Almost 25 million jobs could be lost worldwide as a result of COVID-19
From ILO News
The economic and labour crisis created by the COVID-19 pandemic could increase global unemployment by almost 25 million, according to a new assessment by the International Labour Organization (ILO).
However, if we see an internationally coordinated policy response, as happened in the global financial crisis of 2008/9, then the impact on global unemployment could be significantly lower.
The preliminary assessment note, COVID-19 and the world of work: Impacts and responses , calls for urgent, large-scale and coordinated measures across three pillars: protecting workers in the workplace, stimulating the economy and employment, and supporting jobs and incomes.
These measures include extending social protection, supporting employment retention (i.e. short-time work, paid leave, other subsidies), and financial and tax relief, including for micro, small and medium-sized enterprises. In addition, the note proposes fiscal and monetary policy measures, and lending and financial support for specific economic sectors.
Different scenarios
Based on different scenarios for the impact of COVID-19 on global GDP growth, the ILO estimates indicate a rise in global unemployment of between 5.3 million (“low” scenario) and 24.7 million (“high” scenario) from a base level of 188 million in 2019. By comparison, the 2008-9 global financial crisis increased global unemployment by 22 million.
Underemployment is also expected to increase on a large scale, as the economic consequences of the virus outbreak translate into reductions in working hours and wages. Self-employment in developing countries, which often serves to cushion the impact of changes, may not do so this time because of restrictions on the movement of people (e.g. service providers) and goods.
Falls in employment also mean large income losses for workers. The study estimates these as being between USD 860 billion and USD 3.4 trillion by the end of 2020. This will translate into falls in consumption of goods and services, in turn affecting the prospects for businesses and economies.
Working poverty is expected to increase significantly too, as “the strain on incomes resulting from the decline in economic activity will devastate workers close to or below the poverty line”. The ILO estimates that between 8.8 and 35 million additional people will be in working poverty worldwide, compared to the original estimate for 2020 (which projected a decline of 14 million worldwide).

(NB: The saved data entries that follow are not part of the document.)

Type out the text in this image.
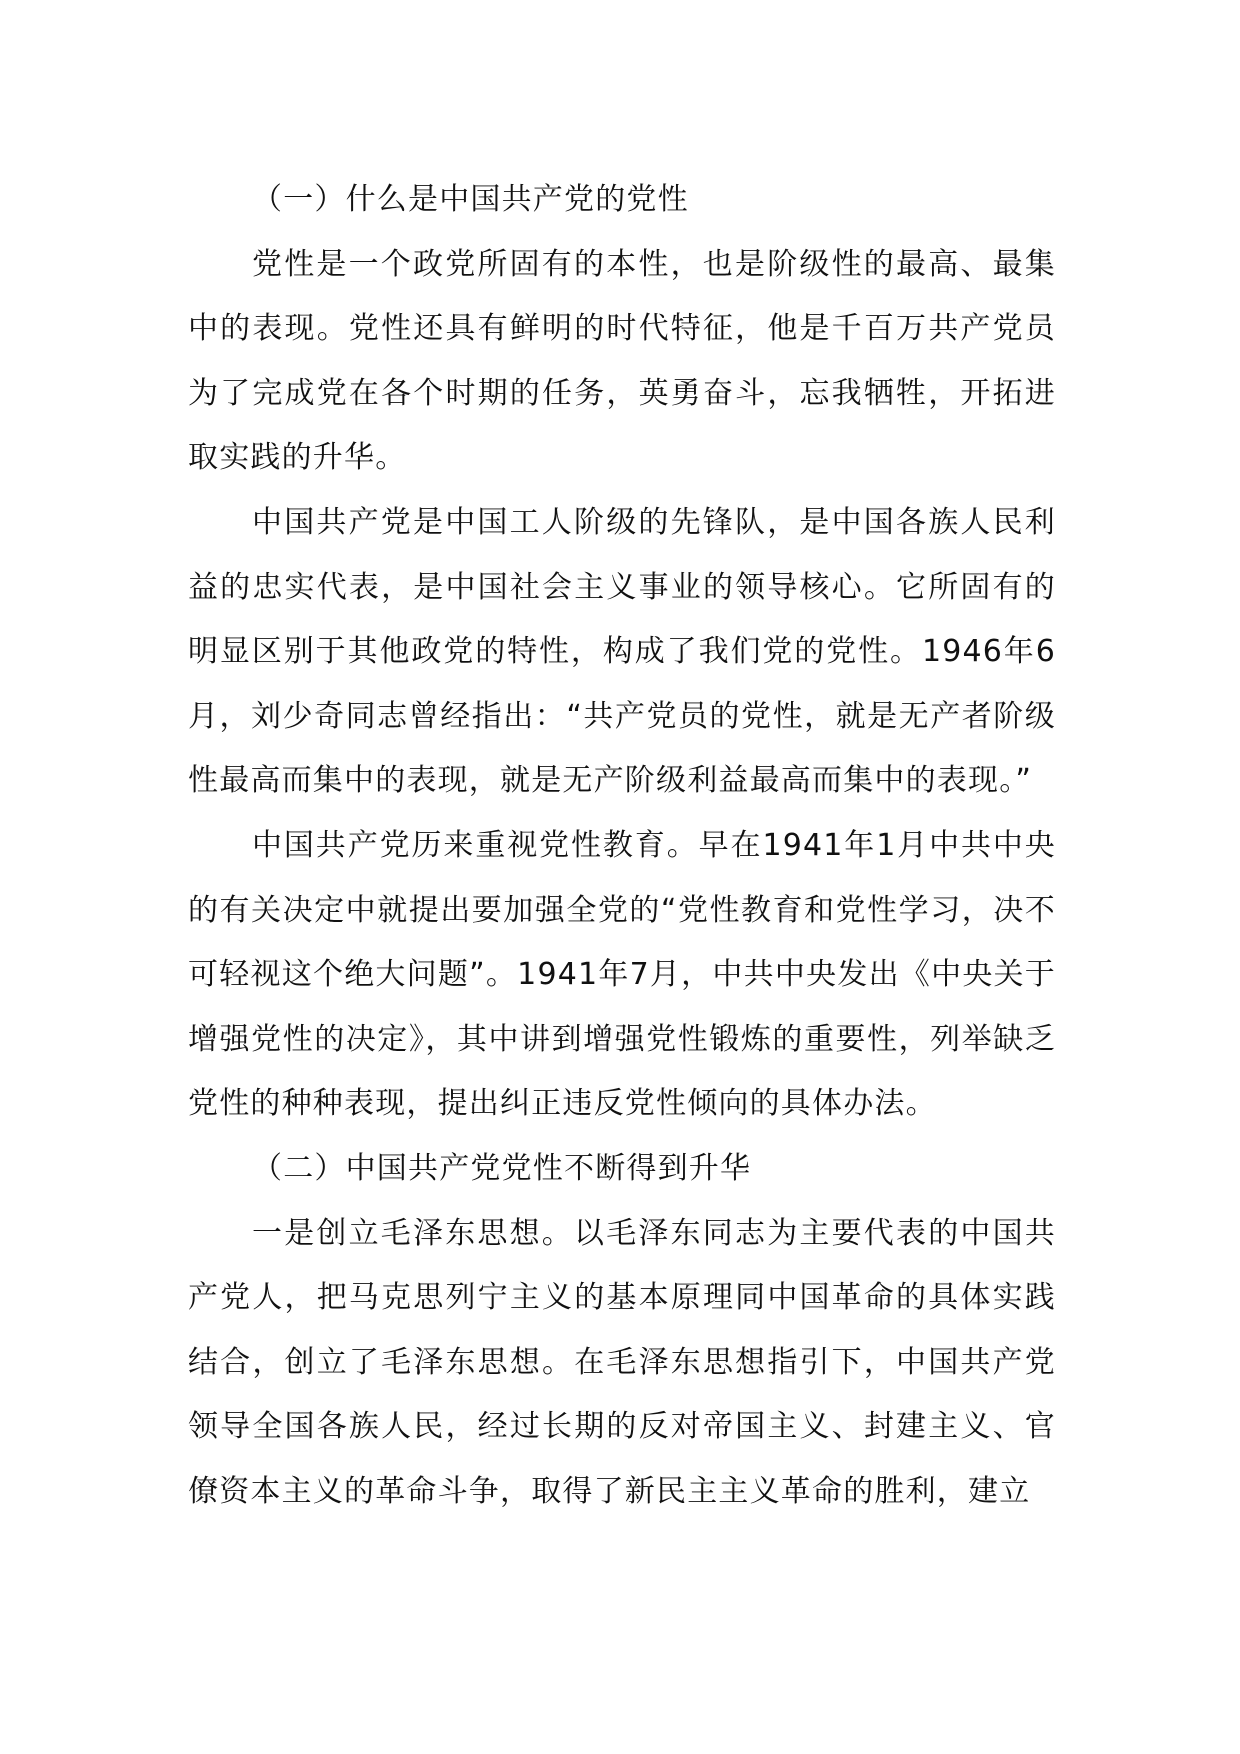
（一）什么是中国共产党的党性

党性是一个政党所固有的本性，也是阶级性的最高、最集中的表现。党性还具有鲜明的时代特征，他是千百万共产党员为了完成党在各个时期的任务，英勇奋斗，忘我牺牲，开拓进取实践的升华。

中国共产党是中国工人阶级的先锋队，是中国各族人民利益的忠实代表，是中国社会主义事业的领导核心。它所固有的明显区别于其他政党的特性，构成了我们党的党性。1946年6月，刘少奇同志曾经指出：“共产党员的党性，就是无产者阶级性最高而集中的表现，就是无产阶级利益最高而集中的表现。”

中国共产党历来重视党性教育。早在1941年1月中共中央的有关决定中就提出要加强全党的“党性教育和党性学习，决不可轻视这个绝大问题”。1941年7月，中共中央发出《中央关于增强党性的决定》，其中讲到增强党性锻炼的重要性，列举缺乏党性的种种表现，提出纠正违反党性倾向的具体办法。

（二）中国共产党党性不断得到升华

一是创立毛泽东思想。以毛泽东同志为主要代表的中国共产党人，把马克思列宁主义的基本原理同中国革命的具体实践结合，创立了毛泽东思想。在毛泽东思想指引下，中国共产党领导全国各族人民，经过长期的反对帝国主义、封建主义、官僚资本主义的革命斗争，取得了新民主主义革命的胜利，建立
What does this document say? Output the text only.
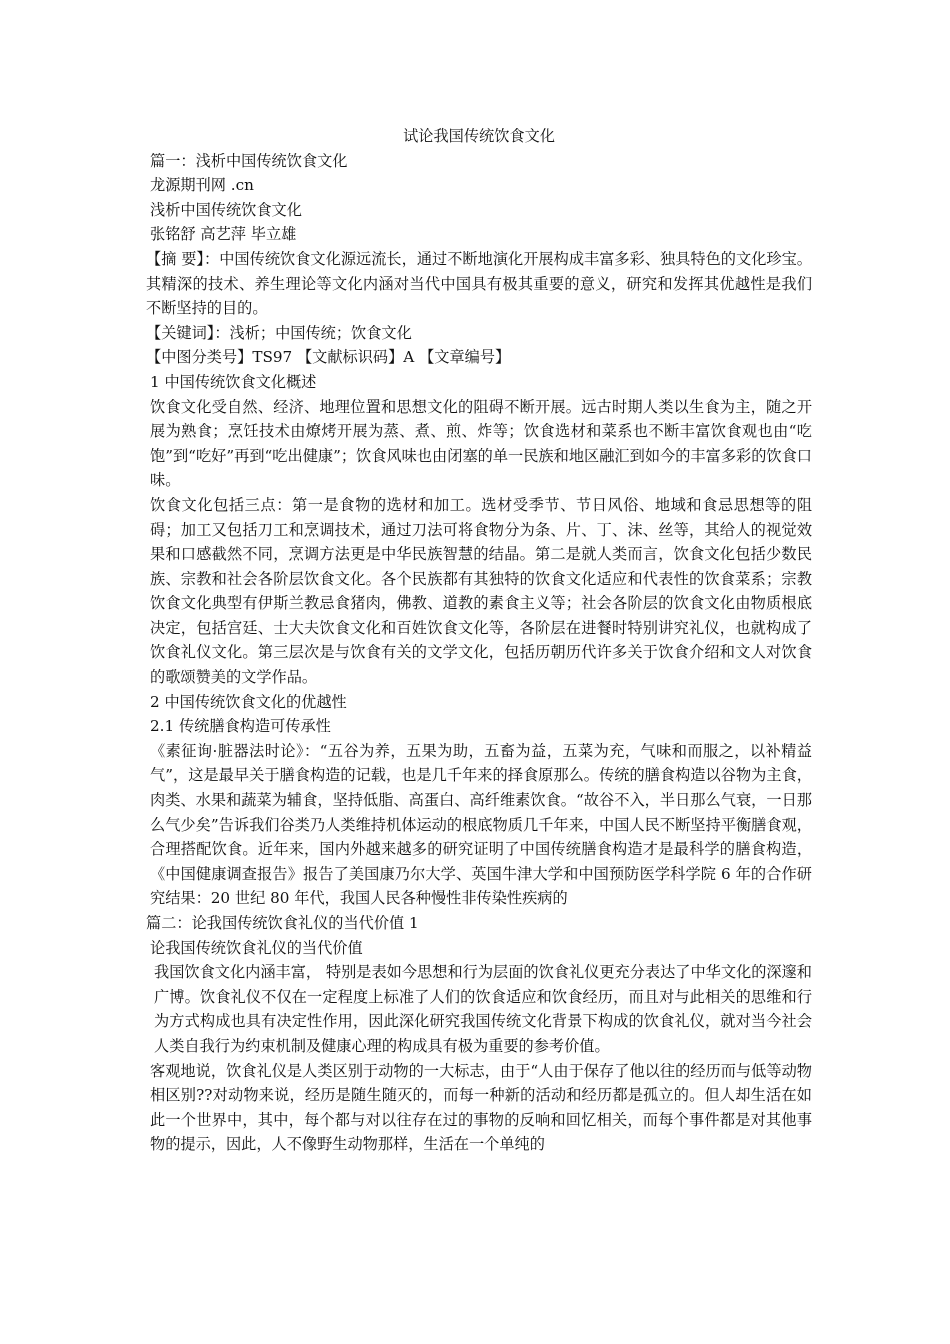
试论我国传统饮食文化
篇一：浅析中国传统饮食文化
龙源期刊网 .cn
浅析中国传统饮食文化
张铭舒 高艺萍 毕立雄
【摘 要】：中国传统饮食文化源远流长，通过不断地演化开展构成丰富多彩、独具特色的文化珍宝。其精深的技术、养生理论等文化内涵对当代中国具有极其重要的意义，研究和发挥其优越性是我们不断坚持的目的。
【关键词】：浅析；中国传统；饮食文化
【中图分类号】TS97 【文献标识码】A 【文章编号】
1 中国传统饮食文化概述
饮食文化受自然、经济、地理位置和思想文化的阻碍不断开展。远古时期人类以生食为主，随之开展为熟食；烹饪技术由燎烤开展为蒸、煮、煎、炸等；饮食选材和菜系也不断丰富饮食观也由“吃 饱”到“吃好”再到“吃出健康”；饮食风味也由闭塞的单一民族和地区融汇到如今的丰富多彩的饮食口味。
饮食文化包括三点：第一是食物的选材和加工。选材受季节、节日风俗、地域和食忌思想等的阻碍；加工又包括刀工和烹调技术，通过刀法可将食物分为条、片、丁、沫、丝等，其给人的视觉效果和口感截然不同，烹调方法更是中华民族智慧的结晶。第二是就人类而言，饮食文化包括少数民族、宗教和社会各阶层饮食文化。各个民族都有其独特的饮食文化适应和代表性的饮食菜系；宗教饮食文化典型有伊斯兰教忌食猪肉，佛教、道教的素食主义等；社会各阶层的饮食文化由物质根底决定，包括宫廷、士大夫饮食文化和百姓饮食文化等，各阶层在进餐时特别讲究礼仪，也就构成了饮食礼仪文化。第三层次是与饮食有关的文学文化，包括历朝历代许多关于饮食介绍和文人对饮食的歌颂赞美的文学作品。
2 中国传统饮食文化的优越性
2.1 传统膳食构造可传承性
《素征询·脏器法时论》：“五谷为养，五果为助，五畜为益，五菜为充，气味和而服之，以补精益气”，这是最早关于膳食构造的记载，也是几千年来的择食原那么。传统的膳食构造以谷物为主食，肉类、水果和蔬菜为辅食，坚持低脂、高蛋白、高纤维素饮食。“故谷不入，半日那么气衰，一日那么气少矣”告诉我们谷类乃人类维持机体运动的根底物质几千年来，中国人民不断坚持平衡膳食观，合理搭配饮食。近年来，国内外越来越多的研究证明了中国传统膳食构造才是最科学的膳食构造，《中国健康调查报告》报告了美国康乃尔大学、英国牛津大学和中国预防医学科学院 6 年的合作研究结果：20 世纪 80 年代，我国人民各种慢性非传染性疾病的
篇二：论我国传统饮食礼仪的当代价值 1
论我国传统饮食礼仪的当代价值
我国饮食文化内涵丰富， 特别是表如今思想和行为层面的饮食礼仪更充分表达了中华文化的深邃和广博。饮食礼仪不仅在一定程度上标准了人们的饮食适应和饮食经历，而且对与此相关的思维和行为方式构成也具有决定性作用，因此深化研究我国传统文化背景下构成的饮食礼仪，就对当今社会人类自我行为约束机制及健康心理的构成具有极为重要的参考价值。
客观地说，饮食礼仪是人类区别于动物的一大标志，由于“人由于保存了他以往的经历而与低等动物相区别??对动物来说，经历是随生随灭的，而每一种新的活动和经历都是孤立的。但人却生活在如此一个世界中，其中，每个都与对以往存在过的事物的反响和回忆相关，而每个事件都是对其他事物的提示，因此，人不像野生动物那样，生活在一个单纯的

Swift and coordinated policy responses
“This is no longer only a global health crisis, it is also a major labour market and economic crisis that is having a huge impact on people,” said ILO Director-General Guy Ryder. “In 2008, the world presented a united front to address the consequences of the global financial crisis, and the worst was averted. We need that kind of leadership and resolve now,” he added.
“This is no longer only a global health crisis, it is also a major labour market and economic crisis that is having a huge impact on people.”
Guy Ryder, ILO’s Director-General
The ILO note warns that certain groups will be disproportionately affected by the jobs crisis, which could increase inequality. These include people in less protected and low-paid jobs, particularly youth and older workers. Women and migrants too. The latter are vulnerable due to the lack of social protection and rights, and women tend to be over-represented in low-paid jobs and affected sectors.
“In times of crisis like the current one, we have two key tools that can help mitigate the damage and restore public confidence. Firstly, social dialogue, engaging with workers and employers and their representatives, is vital for building public trust and support for the measures that we need to overcome this crisis. Secondly, international labour standards provide a tried-and-trusted foundation for policy responses that focus on a recovery that is sustainable and equitable. Everything needs to be done to minimize the damage to people at this difficult time,” concluded Ryder.